The first difference, which occurred just two years after that flight to Cairo, was the revolution in Iran and the rise of the ayatollah regime, which strives to acquire nuclear weapons, destroy Israel and undermine regional stability.
The second difference is, of course, the Arab spring, which drove the final nail into the coffin of Arab unity, deposed rulers and caused others to focus on saving their governments overpaying lipping service to the idea of Arab solidarity.
The third difference, a byproduct of the first two, is the marginalization of the Israeli-Palestinian conflict, which is not the reason for the region's ills, as is clearly evident, and whose resolution, when it comes, will not magically solve all the region's problems either.

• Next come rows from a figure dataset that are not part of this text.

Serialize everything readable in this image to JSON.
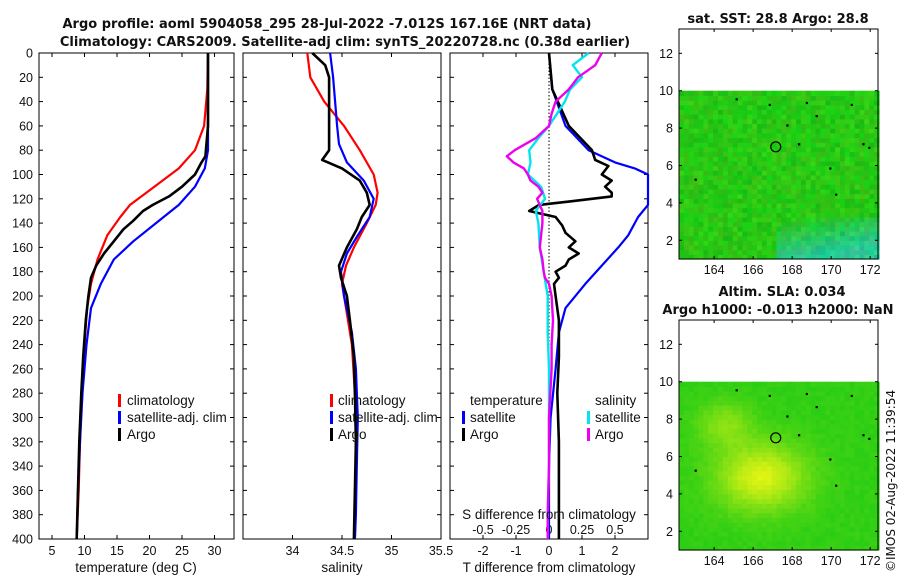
{
  "title": {
    "line1": "Argo profile: aoml 5904058_295 28-Jul-2022 -7.012S 167.16E (NRT data)",
    "line2": "Climatology: CARS2009. Satellite-adj clim: synTS_20220728.nc (0.38d earlier)"
  },
  "timestamp": "©IMOS 02-Aug-2022 11:39:54",
  "colors": {
    "climatology": "#ff0000",
    "satellite": "#0000ff",
    "argo": "#000000",
    "sat_salinity": "#00e5ee",
    "argo_salinity": "#ee00ee"
  },
  "chart_data": [
    {
      "type": "line",
      "name": "temperature",
      "xlabel": "temperature (deg C)",
      "ylabel": "",
      "xlim": [
        3,
        33
      ],
      "ylim": [
        400,
        0
      ],
      "xticks": [
        "5",
        "10",
        "15",
        "20",
        "25",
        "30"
      ],
      "yticks": [
        "0",
        "20",
        "40",
        "60",
        "80",
        "100",
        "120",
        "140",
        "160",
        "180",
        "200",
        "220",
        "240",
        "260",
        "280",
        "300",
        "320",
        "340",
        "360",
        "380",
        "400"
      ],
      "legend": [
        "climatology",
        "satellite-adj. clim",
        "Argo"
      ],
      "series": [
        {
          "name": "climatology",
          "depth": [
            0,
            30,
            60,
            80,
            95,
            105,
            115,
            125,
            135,
            150,
            170,
            190,
            210,
            240,
            280,
            320,
            360,
            400
          ],
          "values": [
            29.0,
            28.9,
            28.4,
            27.0,
            24.5,
            22.0,
            19.5,
            17.0,
            15.5,
            13.5,
            12.0,
            11.0,
            10.4,
            10.0,
            9.6,
            9.3,
            9.1,
            8.8
          ]
        },
        {
          "name": "satellite-adj. clim",
          "depth": [
            0,
            40,
            80,
            95,
            110,
            125,
            140,
            155,
            170,
            190,
            210,
            240,
            280,
            320,
            360,
            400
          ],
          "values": [
            29.0,
            29.0,
            29.0,
            28.5,
            27.0,
            24.5,
            21.0,
            17.5,
            14.5,
            12.5,
            11.0,
            10.3,
            9.7,
            9.3,
            9.0,
            8.8
          ]
        },
        {
          "name": "Argo",
          "depth": [
            0,
            60,
            85,
            90,
            100,
            110,
            118,
            125,
            130,
            138,
            145,
            155,
            165,
            175,
            185,
            200,
            220,
            250,
            280,
            320,
            360,
            400
          ],
          "values": [
            29.0,
            29.0,
            28.6,
            28.0,
            27.0,
            25.0,
            23.0,
            20.5,
            19.0,
            17.5,
            16.0,
            14.5,
            13.0,
            11.8,
            11.0,
            10.6,
            10.2,
            9.8,
            9.5,
            9.2,
            9.0,
            8.8
          ]
        }
      ]
    },
    {
      "type": "line",
      "name": "salinity",
      "xlabel": "salinity",
      "xlim": [
        33.5,
        35.5
      ],
      "ylim": [
        400,
        0
      ],
      "xticks": [
        "34",
        "34.5",
        "35",
        "35.5"
      ],
      "legend": [
        "climatology",
        "satellite-adj. clim",
        "Argo"
      ],
      "series": [
        {
          "name": "climatology",
          "depth": [
            0,
            20,
            40,
            60,
            80,
            100,
            115,
            125,
            140,
            160,
            175,
            190,
            210,
            240,
            280,
            320,
            360,
            400
          ],
          "values": [
            34.15,
            34.18,
            34.32,
            34.52,
            34.68,
            34.82,
            34.86,
            34.84,
            34.75,
            34.62,
            34.54,
            34.5,
            34.54,
            34.6,
            34.63,
            34.64,
            34.64,
            34.63
          ]
        },
        {
          "name": "satellite-adj. clim",
          "depth": [
            0,
            20,
            40,
            60,
            75,
            90,
            105,
            120,
            135,
            150,
            165,
            180,
            200,
            230,
            260,
            300,
            340,
            380,
            400
          ],
          "values": [
            34.38,
            34.41,
            34.43,
            34.45,
            34.47,
            34.55,
            34.72,
            34.82,
            34.78,
            34.66,
            34.55,
            34.49,
            34.52,
            34.6,
            34.64,
            34.66,
            34.65,
            34.64,
            34.63
          ]
        },
        {
          "name": "Argo",
          "depth": [
            0,
            10,
            20,
            40,
            60,
            80,
            88,
            95,
            105,
            115,
            125,
            135,
            145,
            160,
            175,
            185,
            200,
            220,
            250,
            280,
            320,
            360,
            400
          ],
          "values": [
            34.2,
            34.33,
            34.37,
            34.37,
            34.37,
            34.37,
            34.3,
            34.5,
            34.68,
            34.75,
            34.78,
            34.7,
            34.65,
            34.55,
            34.47,
            34.49,
            34.55,
            34.58,
            34.62,
            34.63,
            34.64,
            34.63,
            34.62
          ]
        }
      ]
    },
    {
      "type": "line",
      "name": "difference",
      "xlabel": "T difference from climatology",
      "xlabel_top": "S difference from climatology",
      "xlim": [
        -3,
        3
      ],
      "ylim": [
        400,
        0
      ],
      "xticks": [
        "-2",
        "-1",
        "0",
        "1",
        "2"
      ],
      "xticks_top": [
        "-0.5",
        "-0.25",
        "0",
        "0.25",
        "0.5"
      ],
      "legend_title_left": "temperature",
      "legend_title_right": "salinity",
      "legend_left": [
        "satellite",
        "Argo"
      ],
      "legend_right": [
        "satellite",
        "Argo"
      ],
      "series": [
        {
          "name": "temperature satellite",
          "depth": [
            0,
            30,
            60,
            80,
            90,
            95,
            100,
            105,
            115,
            125,
            135,
            145,
            150,
            160,
            175,
            190,
            210,
            230,
            260,
            300,
            340,
            400
          ],
          "values": [
            0.0,
            0.1,
            0.5,
            1.2,
            2.0,
            2.6,
            3.0,
            3.1,
            3.1,
            3.0,
            2.7,
            2.5,
            2.4,
            2.1,
            1.6,
            1.1,
            0.5,
            0.3,
            0.2,
            0.05,
            0.0,
            0.0
          ]
        },
        {
          "name": "temperature Argo",
          "depth": [
            0,
            30,
            60,
            80,
            88,
            93,
            100,
            105,
            110,
            115,
            118,
            122,
            125,
            130,
            135,
            142,
            148,
            155,
            160,
            165,
            170,
            175,
            180,
            185,
            190,
            200,
            220,
            250,
            280,
            320,
            360,
            400
          ],
          "values": [
            0.0,
            0.1,
            0.6,
            1.3,
            1.4,
            1.8,
            1.6,
            1.9,
            1.7,
            1.9,
            1.9,
            0.7,
            -0.3,
            -0.6,
            0.2,
            0.4,
            0.5,
            0.8,
            0.6,
            0.9,
            0.6,
            0.5,
            0.2,
            0.3,
            0.15,
            0.2,
            0.3,
            0.3,
            0.25,
            0.3,
            0.3,
            0.3
          ]
        },
        {
          "name": "salinity satellite",
          "depth": [
            0,
            10,
            20,
            30,
            40,
            50,
            60,
            70,
            80,
            90,
            100,
            110,
            120,
            130,
            140,
            160,
            180,
            200,
            230,
            260,
            300,
            340,
            380,
            400
          ],
          "values": [
            0.3,
            0.18,
            0.25,
            0.16,
            0.12,
            0.06,
            0.0,
            -0.08,
            -0.15,
            -0.14,
            -0.16,
            -0.06,
            -0.03,
            -0.1,
            -0.08,
            -0.07,
            -0.04,
            -0.01,
            -0.01,
            0.0,
            0.0,
            0.0,
            -0.01,
            -0.01
          ]
        },
        {
          "name": "salinity Argo",
          "depth": [
            0,
            10,
            20,
            30,
            40,
            50,
            60,
            70,
            80,
            85,
            90,
            95,
            100,
            105,
            110,
            115,
            120,
            130,
            140,
            150,
            160,
            170,
            180,
            185,
            190,
            200,
            220,
            240,
            260,
            280,
            300,
            340,
            380,
            400
          ],
          "values": [
            0.4,
            0.35,
            0.22,
            0.15,
            0.05,
            0.02,
            0.0,
            -0.1,
            -0.26,
            -0.32,
            -0.27,
            -0.19,
            -0.16,
            -0.14,
            -0.08,
            -0.05,
            -0.09,
            -0.05,
            -0.05,
            -0.06,
            -0.07,
            -0.05,
            -0.04,
            -0.03,
            0.0,
            0.02,
            0.03,
            0.02,
            0.02,
            0.01,
            0.0,
            0.0,
            -0.01,
            -0.01
          ]
        }
      ]
    },
    {
      "type": "heatmap",
      "name": "sst map",
      "title": "sat. SST: 28.8 Argo: 28.8",
      "xlim": [
        162.2,
        172.4
      ],
      "ylim": [
        1,
        13.3
      ],
      "xticks": [
        "164",
        "166",
        "168",
        "170",
        "172"
      ],
      "yticks": [
        "2",
        "4",
        "6",
        "8",
        "10",
        "12"
      ],
      "marker": {
        "lon": 167.16,
        "lat": 7.0
      }
    },
    {
      "type": "heatmap",
      "name": "sla map",
      "title_line1": "Altim. SLA: 0.034",
      "title_line2": "Argo h1000: -0.013 h2000: NaN",
      "xlim": [
        162.2,
        172.4
      ],
      "ylim": [
        1,
        13.3
      ],
      "xticks": [
        "164",
        "166",
        "168",
        "170",
        "172"
      ],
      "yticks": [
        "2",
        "4",
        "6",
        "8",
        "10",
        "12"
      ],
      "marker": {
        "lon": 167.16,
        "lat": 7.0
      }
    }
  ]
}
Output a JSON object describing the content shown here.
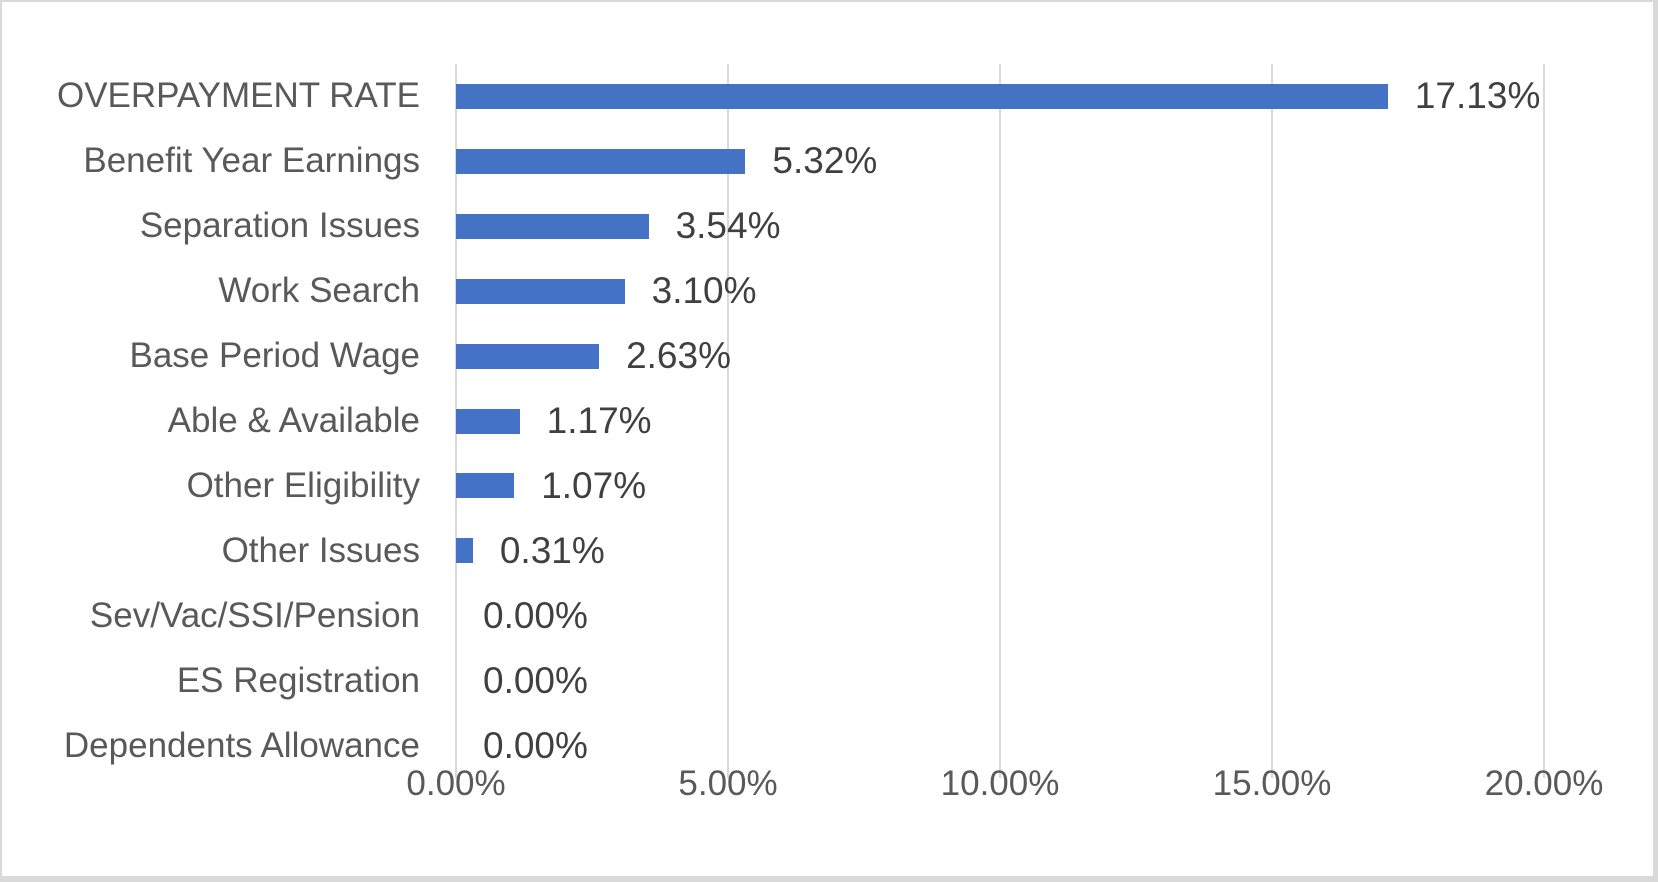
{
  "chart_data": {
    "type": "bar",
    "orientation": "horizontal",
    "title": "",
    "xlabel": "",
    "ylabel": "",
    "categories": [
      "OVERPAYMENT RATE",
      "Benefit Year Earnings",
      "Separation Issues",
      "Work Search",
      "Base Period Wage",
      "Able & Available",
      "Other Eligibility",
      "Other Issues",
      "Sev/Vac/SSI/Pension",
      "ES Registration",
      "Dependents Allowance"
    ],
    "values": [
      17.13,
      5.32,
      3.54,
      3.1,
      2.63,
      1.17,
      1.07,
      0.31,
      0.0,
      0.0,
      0.0
    ],
    "data_labels": [
      "17.13%",
      "5.32%",
      "3.54%",
      "3.10%",
      "2.63%",
      "1.17%",
      "1.07%",
      "0.31%",
      "0.00%",
      "0.00%",
      "0.00%"
    ],
    "x_ticks": [
      "0.00%",
      "5.00%",
      "10.00%",
      "15.00%",
      "20.00%"
    ],
    "x_tick_values": [
      0,
      5,
      10,
      15,
      20
    ],
    "xlim": [
      0,
      20
    ],
    "grid": true,
    "legend": false,
    "bar_color": "#4472C4",
    "gridline_color": "#D9D9D9",
    "category_text_color": "#595959",
    "data_label_text_color": "#404040",
    "background_color": "#FFFFFF",
    "border_color": "#D9D9D9"
  }
}
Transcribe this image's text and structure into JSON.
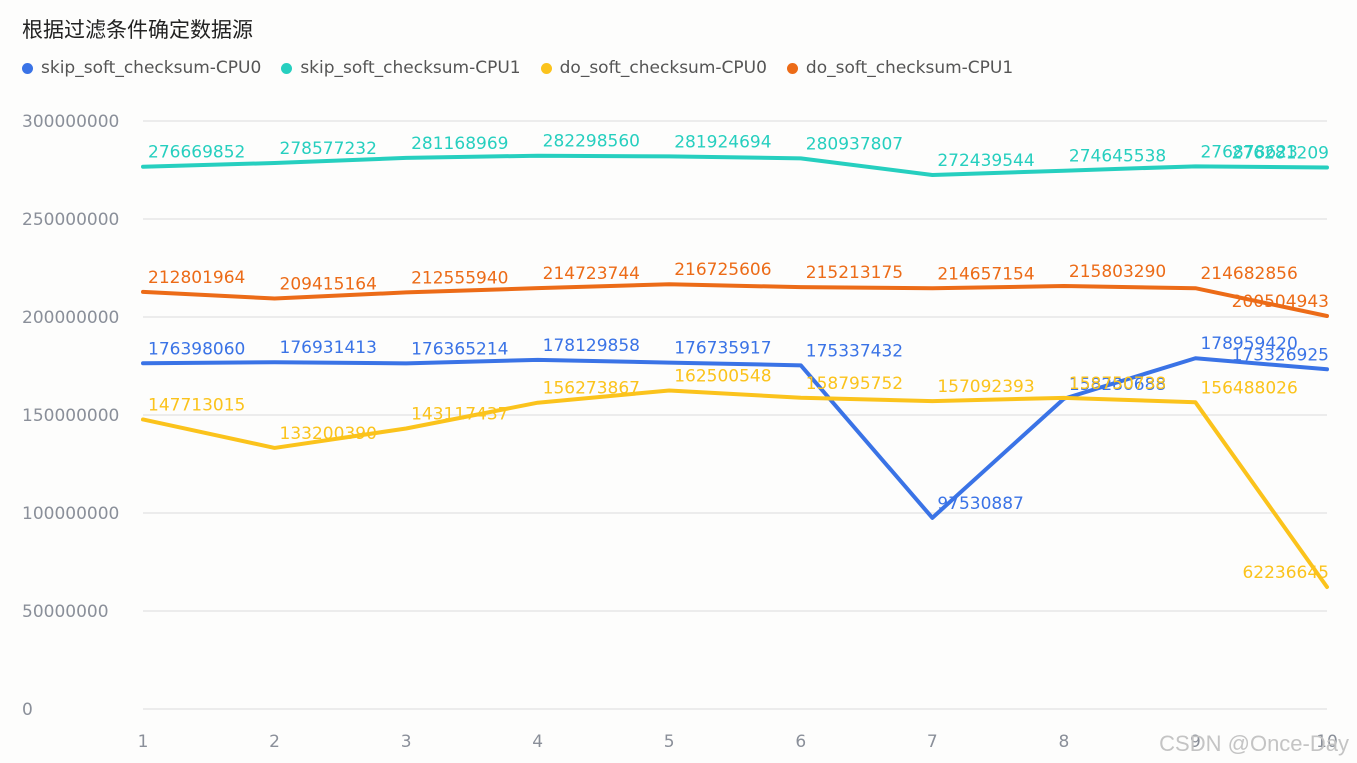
{
  "chart_data": {
    "type": "line",
    "title": "根据过滤条件确定数据源",
    "xlabel": "",
    "ylabel": "",
    "x": [
      "1",
      "2",
      "3",
      "4",
      "5",
      "6",
      "7",
      "8",
      "9",
      "10"
    ],
    "ylim": [
      0,
      300000000
    ],
    "yticks": [
      "0",
      "50000000",
      "100000000",
      "150000000",
      "200000000",
      "250000000",
      "300000000"
    ],
    "grid": true,
    "legend_position": "top-left",
    "series": [
      {
        "name": "skip_soft_checksum-CPU0",
        "color": "#3a73e6",
        "values": [
          176398060,
          176931413,
          176365214,
          178129858,
          176735917,
          175337432,
          97530887,
          158280688,
          178959420,
          173326925
        ]
      },
      {
        "name": "skip_soft_checksum-CPU1",
        "color": "#26cfbf",
        "values": [
          276669852,
          278577232,
          281168969,
          282298560,
          281924694,
          280937807,
          272439544,
          274645538,
          276878623,
          276281209
        ]
      },
      {
        "name": "do_soft_checksum-CPU0",
        "color": "#fbc31c",
        "values": [
          147713015,
          133200390,
          143117437,
          156273867,
          162500548,
          158795752,
          157092393,
          158750738,
          156488026,
          62236645
        ]
      },
      {
        "name": "do_soft_checksum-CPU1",
        "color": "#ec6b17",
        "values": [
          212801964,
          209415164,
          212555940,
          214723744,
          216725606,
          215213175,
          214657154,
          215803290,
          214682856,
          200504943
        ]
      }
    ]
  },
  "watermark": "CSDN @Once-Day"
}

The fourth difference pertains to the rise of a new generation of leaders in the Arab world – younger, more progressive, less influenced by resentments of the past, and looking toward a brighter future. The most prominent of these new leaders is Mohammed Bin Zayed, the 59-year-old crown prince of the UAE, who realized and capitalized on all the benefits that emerged in the region due to the peace treaty with Egypt, in order to break through the glass ceiling of relations with Israel.
All eyes are now fixed on an even younger leader, Saudi Crown Prince Mohammad Bin Salman, although we must acknowledge that his path to peace with Israel is more difficult. Not just because it would look as if Saudi Arabia, the regional power, was being "dragged along" by a tiny Gulf state, but mainly because normalizing relations with Israel means shunning the Arab peace initiative, which Saudi Arabia spearheaded 18 years ago and which conditions peace with Israel on its withdrawal from certain territories and allowing Palestinian refugees to return.
Perhaps such a huge step will have to wait until his father, King Salman, passes away. Until such as time, we can at least take solace in the fact that even if Saudi Arabia still hasn't opened its doors to peace with Israel, it has opened its skies to the first civilian flight from Israel on the way to the UAE.